The second reason that the limited use of reddit by cricket bloggers is wasteful is because of the cricket sub-reddit’s weakness. Too often, the page of top posts reads like a summary of recent cricinfo or Wisden India articles. For a site with the potential to be highly pluralistic, it tends to draw from a very narrow range of publishers. Partly, this is because few people who write about cricket (professionally or as a hobby) make use of reddit. It is also because self-promotion is frowned upon by reddit. Modest amounts of self-posting are tolerated, but the ethos is very different to twitter.
My contention is that r/CRICKET is an interesting side-road of cricket’s journey across the web. It could be greatly improved if the diversity of imaginative, personal and independent blogging activity was represented there. To do that, blog readers and writers need to engage with reddit and post the pieces they enjoy (perhaps not this one, though).
Remember, if it’s good enough for Jarrod Kimber…
Thanks for mentioning this, Chris. I tend to be a bit behind the times on such things, so hadn’t really heard of it.
I will investigate.
Have to agree. Reddit is a madhouse. It’s also a great referer.

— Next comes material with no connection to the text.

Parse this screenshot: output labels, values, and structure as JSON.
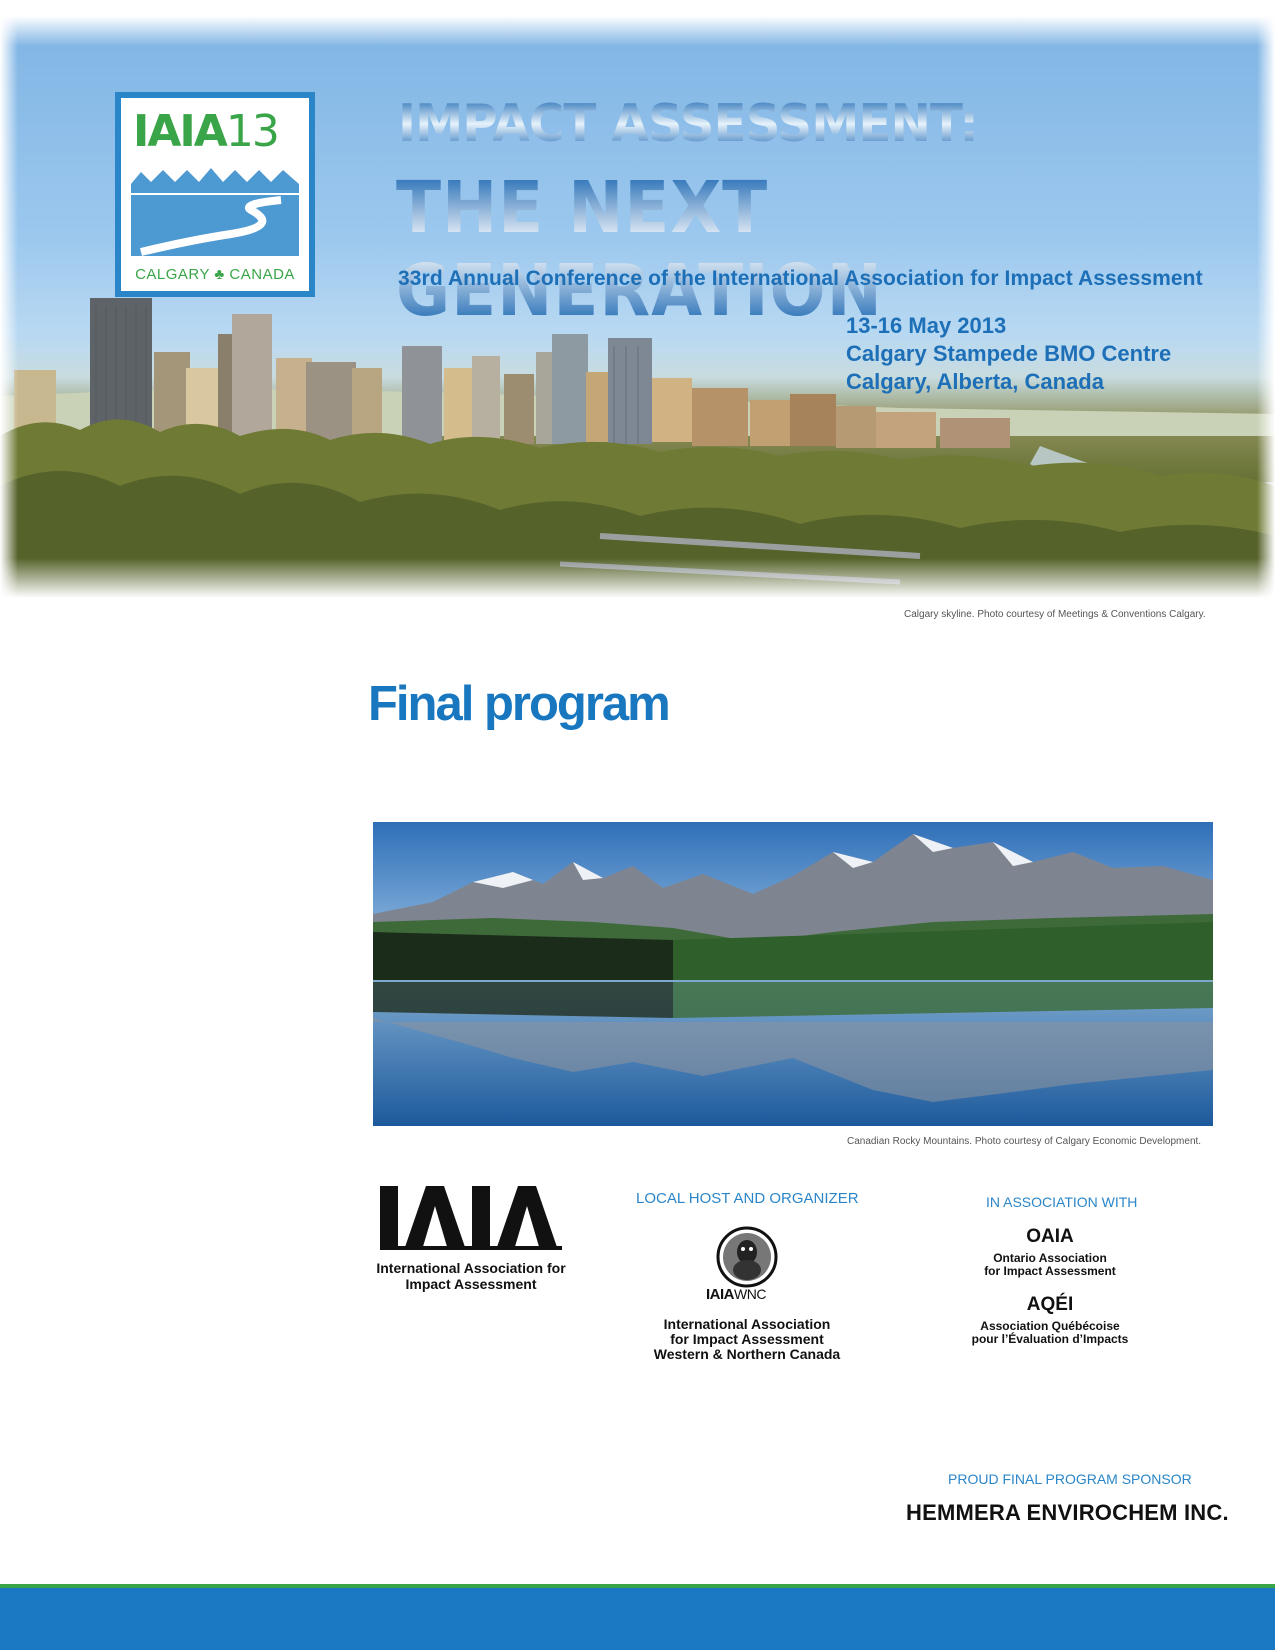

/r/cricket went through a surge in membership thanks to WC2015 earlier this year and hence the cricinfo/wisden/cricbuzz articles also saw a resurgence. Prior to that, much of the article content posted there was very different and unique from what I was seeing on my twitter feeds. Its a matter of timing I guess when looking at this.
Thanks for referencing r/cricket, Chris. I’ll give it a go and see if it increases reach.